Selling businesses on veterans can sometimes be difficult. One reason is fewer Americans today have served in the military than in past years. Daywalt said 10 percent of the public were veterans in 1970. Today only 1 in 200 have served. It’s sometimes difficult for the public to understand that the majority of soldiers aren’t loafers like Beetle Bailey but, rather, are often technical wizards.

     

“The military is not at the cutting edge, it’s at the bleeding edge of technology,” Daywalt said.

Technology is also helpful on the employment-seeking end. And that’s where VetJobs exists.

VetJobs was started in 1999 and now is among the top 30 Internet job boards. The site averages more than 36,000 visitors a month – more than 22,000 of these are unique visitors – and has more than 64,000 resumes of veterans registered in its database.

It also helps job seekers to have a healthy economic climate. Daywalt says the economy is moving forward.

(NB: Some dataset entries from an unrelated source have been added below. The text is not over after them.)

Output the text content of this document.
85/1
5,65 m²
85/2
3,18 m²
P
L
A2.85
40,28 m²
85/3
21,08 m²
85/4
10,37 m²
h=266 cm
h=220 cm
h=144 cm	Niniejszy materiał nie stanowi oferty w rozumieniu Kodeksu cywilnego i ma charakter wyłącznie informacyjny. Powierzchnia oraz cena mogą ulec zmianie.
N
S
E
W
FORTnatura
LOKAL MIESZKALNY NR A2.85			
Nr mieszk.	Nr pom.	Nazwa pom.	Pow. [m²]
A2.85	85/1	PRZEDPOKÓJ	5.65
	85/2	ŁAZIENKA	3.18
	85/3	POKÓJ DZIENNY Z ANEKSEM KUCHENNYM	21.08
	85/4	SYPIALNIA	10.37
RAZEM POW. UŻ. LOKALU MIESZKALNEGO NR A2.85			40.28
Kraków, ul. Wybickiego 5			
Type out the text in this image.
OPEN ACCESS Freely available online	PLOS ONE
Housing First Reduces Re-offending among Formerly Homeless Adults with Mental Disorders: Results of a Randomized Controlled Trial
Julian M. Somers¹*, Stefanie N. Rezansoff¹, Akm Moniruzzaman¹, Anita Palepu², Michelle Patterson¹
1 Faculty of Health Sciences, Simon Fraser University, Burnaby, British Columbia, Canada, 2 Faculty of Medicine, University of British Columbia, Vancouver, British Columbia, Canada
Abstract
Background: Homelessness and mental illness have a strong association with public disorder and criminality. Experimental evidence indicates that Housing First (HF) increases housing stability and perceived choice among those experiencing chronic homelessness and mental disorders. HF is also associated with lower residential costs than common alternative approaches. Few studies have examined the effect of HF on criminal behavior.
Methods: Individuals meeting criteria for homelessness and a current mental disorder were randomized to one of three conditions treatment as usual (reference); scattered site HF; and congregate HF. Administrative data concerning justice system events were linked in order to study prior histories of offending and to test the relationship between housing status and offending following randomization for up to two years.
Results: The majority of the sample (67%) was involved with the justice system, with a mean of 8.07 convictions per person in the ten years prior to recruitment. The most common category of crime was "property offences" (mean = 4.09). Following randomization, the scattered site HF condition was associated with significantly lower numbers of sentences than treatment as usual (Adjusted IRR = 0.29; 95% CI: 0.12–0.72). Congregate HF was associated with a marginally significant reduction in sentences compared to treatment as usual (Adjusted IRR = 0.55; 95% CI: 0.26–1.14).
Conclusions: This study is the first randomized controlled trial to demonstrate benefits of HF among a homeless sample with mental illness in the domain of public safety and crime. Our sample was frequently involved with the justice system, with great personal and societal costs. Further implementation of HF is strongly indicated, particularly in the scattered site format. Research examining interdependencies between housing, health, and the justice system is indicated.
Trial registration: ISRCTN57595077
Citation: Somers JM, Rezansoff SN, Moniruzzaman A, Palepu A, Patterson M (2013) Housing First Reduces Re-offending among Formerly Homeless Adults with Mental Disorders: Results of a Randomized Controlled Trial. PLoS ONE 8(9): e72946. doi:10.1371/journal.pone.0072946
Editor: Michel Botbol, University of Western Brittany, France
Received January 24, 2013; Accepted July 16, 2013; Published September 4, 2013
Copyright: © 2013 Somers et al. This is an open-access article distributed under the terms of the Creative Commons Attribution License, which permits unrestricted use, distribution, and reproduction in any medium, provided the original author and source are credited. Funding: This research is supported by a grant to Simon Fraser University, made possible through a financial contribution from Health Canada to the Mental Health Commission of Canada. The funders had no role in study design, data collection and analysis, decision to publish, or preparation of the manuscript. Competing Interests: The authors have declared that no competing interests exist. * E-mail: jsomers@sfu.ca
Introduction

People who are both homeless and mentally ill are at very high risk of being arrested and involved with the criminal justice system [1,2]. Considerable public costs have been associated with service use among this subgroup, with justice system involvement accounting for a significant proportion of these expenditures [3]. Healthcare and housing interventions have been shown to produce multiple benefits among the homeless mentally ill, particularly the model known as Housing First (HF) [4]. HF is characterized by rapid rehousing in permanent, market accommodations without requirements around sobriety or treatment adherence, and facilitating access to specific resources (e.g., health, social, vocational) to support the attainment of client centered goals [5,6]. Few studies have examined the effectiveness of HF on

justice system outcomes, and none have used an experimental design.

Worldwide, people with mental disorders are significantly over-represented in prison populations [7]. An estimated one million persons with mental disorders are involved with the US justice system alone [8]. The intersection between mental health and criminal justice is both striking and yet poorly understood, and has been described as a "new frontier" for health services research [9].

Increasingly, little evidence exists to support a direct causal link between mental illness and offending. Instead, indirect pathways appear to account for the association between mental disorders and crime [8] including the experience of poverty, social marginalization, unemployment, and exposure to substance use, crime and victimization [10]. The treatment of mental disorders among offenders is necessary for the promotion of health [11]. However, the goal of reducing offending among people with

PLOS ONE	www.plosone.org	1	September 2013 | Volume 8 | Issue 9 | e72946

“The unemployment for November nationwide fell to 5.2 percent. Remember when 5 percent was considered ‘normal unemployment?’ And there are already labor shortages being reported in various metropolitan statistical areas,” Daywalt said. “Many people forget that during the third year of the economic expansion of the 1990s, the unemployment was at 5.45 percent and the unemployment rates of the recessions of the 1960s, 1970s, 1980s and 1990s were considerably higher than this recent, albeit long, recession.”

Military personnel leaving the service are also better educated than their forebears. Defense Department statistics on VetJobs.com indicate more than 24 percent of enlisted personnel have between one and four years of college including associate degrees. Some 3.16 percent have bachelor’s degrees and almost 1 percent of the enlisted ranks have advanced degrees.

Daywalt said the leadership and management skills that veterans have are also sought-after qualities in candidates for jobs such as those in middle management.

Sectors other than technology also offer employment opportunities for veterans these days. Large companies such as Wal-Mart and Home Depot are looking for ex-military men and women. It might also seem surprising to some that the company with the most reported hires though VetJobs is the Combined Insurance Company. The company hired 115 candidates from VetJobs in 2000. In 2002 the company hired 270 candidates through the employment Web site.

Daywalt said recent veterans have an advantage in being hired by a number of companies because of the technological backgrounds. But those unemployed veterans of other years can also find work.

“The older vets like those coming out of the ’70s need to upgrade their skill sets,” Daywalt said. “But they have the discipline to do that.”